The Referee Procedure expressly states that the decision is legally binding unless agreed or determined by legal proceedings. However, it is not binding on the Court in subsequent legal proceedings but will be given “due weight”.

The Referee Procedure is silent as to when the Court will consider the Decision and what likely effect it will have. Presumably, this is relevant to the issue of costs, where the Court is entitled to exercise its discretion, having regard to the various guidelines. Those guidelines will include the threshold for non-compliance set out in the Protocol, which as discussed above, is very high. Therefore it remains to be seen what impact, if any, a Decision will have on subsequent proceedings.

The costs

A further unusual feature of the Referee Procedure, is that despite the fact that the parties must agree to the appointment of the Referee, it is still envisaged that there will be an Applicant and a Respondent. The Applicant is responsible for the full £3,500 fee, unless otherwise directed by the Referee, who is able to order that the Respondent reimburses the fee in full, as opposed to apportioning the fee between the two. The fee will eventually be costs in the case in any subsequent proceedings, however an Applicant must be willing to bear the full costs of the hefty application fee initially, if he wishes to employ the Referee Procedure and accept that there is no guarantee that this will ever be recovered.
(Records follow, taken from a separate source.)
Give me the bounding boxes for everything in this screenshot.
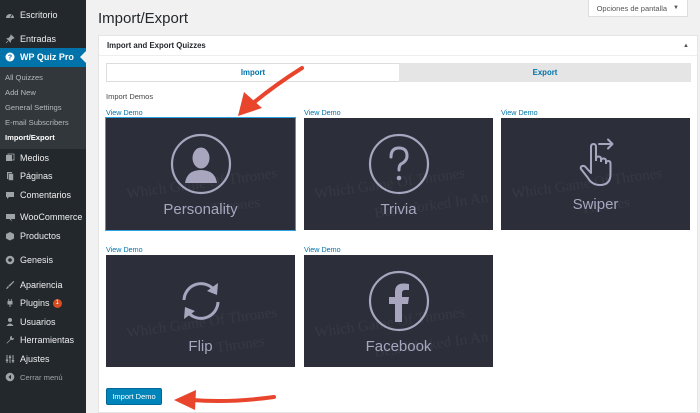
sidebar-item-label: Productos: [20, 230, 61, 241]
sidebar-item-paginas[interactable]: Páginas: [0, 167, 86, 186]
submenu-all-quizzes[interactable]: All Quizzes: [0, 70, 86, 85]
facebook-icon: [368, 270, 429, 332]
sidebar-item-medios[interactable]: Medios: [0, 149, 86, 168]
sidebar-item-entradas[interactable]: Entradas: [0, 30, 86, 49]
person-icon: [170, 133, 231, 195]
pin-icon: [2, 34, 18, 44]
wp-quiz-pro-submenu: All Quizzes Add New General Settings E-m…: [0, 66, 86, 149]
postbox-header[interactable]: Import and Export Quizzes ▲: [99, 36, 697, 56]
sidebar-item-comentarios[interactable]: Comentarios: [0, 186, 86, 205]
page-title: Import/Export: [98, 10, 189, 27]
demo-thumbnail[interactable]: Which Game Of Thrones Thrones Swiper: [501, 118, 690, 230]
red-arrow-pointer: [238, 66, 304, 116]
import-demos-label: Import Demos: [106, 92, 154, 101]
sidebar-item-herramientas[interactable]: Herramientas: [0, 331, 86, 350]
collapse-menu-button[interactable]: Cerrar menú: [0, 368, 86, 387]
demo-name: Flip: [188, 338, 213, 355]
media-icon: [2, 153, 18, 163]
sidebar-item-label: WP Quiz Pro: [20, 52, 74, 63]
collapse-toggle-icon[interactable]: ▲: [683, 43, 689, 49]
woocommerce-icon: [2, 213, 18, 222]
sidebar-item-label: Apariencia: [20, 279, 63, 290]
sidebar-item-wp-quiz-pro[interactable]: ? WP Quiz Pro: [0, 48, 86, 67]
sidebar-item-plugins[interactable]: Plugins 1: [0, 294, 86, 313]
plugins-icon: [2, 298, 18, 308]
demo-name: Swiper: [572, 196, 619, 213]
sidebar-item-label: Genesis: [20, 255, 54, 266]
question-icon: ?: [2, 52, 18, 62]
submenu-add-new[interactable]: Add New: [0, 85, 86, 100]
collapse-icon: [2, 372, 18, 382]
submenu-email-subscribers[interactable]: E-mail Subscribers: [0, 115, 86, 130]
swipe-hand-icon: [579, 138, 613, 186]
postbox-title: Import and Export Quizzes: [107, 41, 206, 50]
tools-icon: [2, 335, 18, 345]
sidebar-item-ajustes[interactable]: Ajustes: [0, 350, 86, 369]
svg-text:?: ?: [8, 55, 12, 62]
import-export-tabs: Import Export: [106, 63, 691, 82]
import-export-postbox: Import and Export Quizzes ▲ Import Expor…: [98, 35, 698, 413]
demo-card-swiper: View Demo Which Game Of Thrones Thrones …: [501, 108, 690, 230]
dashboard-icon: [2, 10, 18, 20]
sidebar-item-label: Plugins: [20, 298, 50, 309]
question-mark-icon: [368, 133, 429, 195]
view-demo-link[interactable]: View Demo: [304, 245, 493, 255]
sidebar-item-genesis[interactable]: Genesis: [0, 251, 86, 270]
sidebar-item-label: Herramientas: [20, 335, 75, 346]
sidebar-item-escritorio[interactable]: Escritorio: [0, 6, 86, 25]
demo-thumbnail[interactable]: Which Game Of Thrones Thrones Flip: [106, 255, 295, 367]
sidebar-item-label: Comentarios: [20, 189, 72, 200]
sidebar-item-usuarios[interactable]: Usuarios: [0, 313, 86, 332]
demo-name: Facebook: [365, 338, 432, 355]
import-demo-button[interactable]: Import Demo: [106, 388, 162, 405]
demo-thumbnail[interactable]: Which Game Of Thrones Best Worked In An …: [304, 118, 493, 230]
demo-thumbnail[interactable]: Which Game Of Thrones Thrones Personalit…: [105, 117, 296, 231]
sidebar-item-label: Usuarios: [20, 316, 56, 327]
sidebar-item-label: WooCommerce: [20, 212, 83, 223]
refresh-arrows-icon: [182, 282, 219, 320]
screen-options-button[interactable]: Opciones de pantalla ▼: [587, 0, 688, 17]
view-demo-link[interactable]: View Demo: [106, 245, 295, 255]
caret-down-icon: ▼: [673, 5, 679, 11]
screen-options-label: Opciones de pantalla: [596, 3, 668, 13]
sidebar-item-label: Escritorio: [20, 10, 58, 21]
demo-card-trivia: View Demo Which Game Of Thrones Best Wor…: [304, 108, 493, 230]
demo-card-flip: View Demo Which Game Of Thrones Thrones …: [106, 245, 295, 367]
demo-thumbnail[interactable]: Which Game Of Thrones Best Worked In An …: [304, 255, 493, 367]
genesis-icon: [2, 255, 18, 265]
submenu-general-settings[interactable]: General Settings: [0, 100, 86, 115]
submenu-import-export[interactable]: Import/Export: [0, 130, 86, 145]
sidebar-item-woocommerce[interactable]: WooCommerce: [0, 208, 86, 227]
pages-icon: [2, 171, 18, 182]
sidebar-item-label: Entradas: [20, 33, 57, 44]
demo-card-personality: View Demo Which Game Of Thrones Thrones …: [105, 108, 296, 231]
sidebar-item-label: Medios: [20, 152, 50, 163]
view-demo-link[interactable]: View Demo: [304, 108, 493, 118]
sidebar-item-apariencia[interactable]: Apariencia: [0, 276, 86, 295]
comments-icon: [2, 190, 18, 200]
red-arrow-pointer: [174, 390, 276, 410]
view-demo-link[interactable]: View Demo: [501, 108, 690, 118]
demo-name: Personality: [163, 201, 238, 218]
products-icon: [2, 231, 18, 241]
sidebar-item-label: Ajustes: [20, 353, 50, 364]
users-icon: [2, 317, 18, 327]
demo-name: Trivia: [380, 201, 417, 218]
sidebar-item-productos[interactable]: Productos: [0, 227, 86, 246]
admin-sidebar: Escritorio Entradas ? WP Quiz Pro All Qu…: [0, 0, 86, 413]
settings-icon: [2, 354, 18, 364]
tab-export[interactable]: Export: [399, 63, 691, 82]
appearance-icon: [2, 280, 18, 290]
demo-card-facebook: View Demo Which Game Of Thrones Best Wor…: [304, 245, 493, 367]
collapse-label: Cerrar menú: [20, 372, 63, 382]
update-count-badge: 1: [52, 298, 62, 308]
sidebar-item-label: Páginas: [20, 171, 53, 182]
In addition to the application fee, there will of course be costs associated with preparing and responding to the application. The Referee has no jurisdiction in respect of these costs and it is presently unclear whether these will be recoverable as pre-action costs.

The overall benefit?

The benefit of the Referee Procedure remains to be seen, particularly when compared to the alternative option of issuing proceedings. However, despite the draw backs to the Referee Procedure highlighted above, the aim of the Referee Procedure (i.e. to encourage the parties to find a way to resolve disputes without the need for proceedings and without unnecessary costs being incurred) should be considered positively.

Conclusion

The wording of the Protocol was previously more prescriptive and therefore the substitution of the broader guidelines allow the parties to mould the process to fit the specific dispute or, where it is unlikely to assist at all, the parties can agree to go straight to court proceedings without the risk of potential costs consequences for failure to comply. It is therefore pitched as a more “user friendly” Protocol than the previous version. However, the downgrading of the cost consequences of failing to comply with the Protocol may also serve to remove any incentive for parties to fully engage with the new process.

The principle of the Protocol Referee appears to seek to address this issue. However, due to the requirement of the parties to agree to the appointment of the Referee, the effect of the Protocol Referee is potentially weakened (such that it may prove to be completely ineffective).

The lighter touch approach to the Protocol will hopefully improve costs proportionality at the pre-action stage. However, it is, at present, unclear how the Referee Protocol Procedure will compliment this, or indeed how widely it will be used within the industry. After all, a Referee is rarely a popular character in any discipline.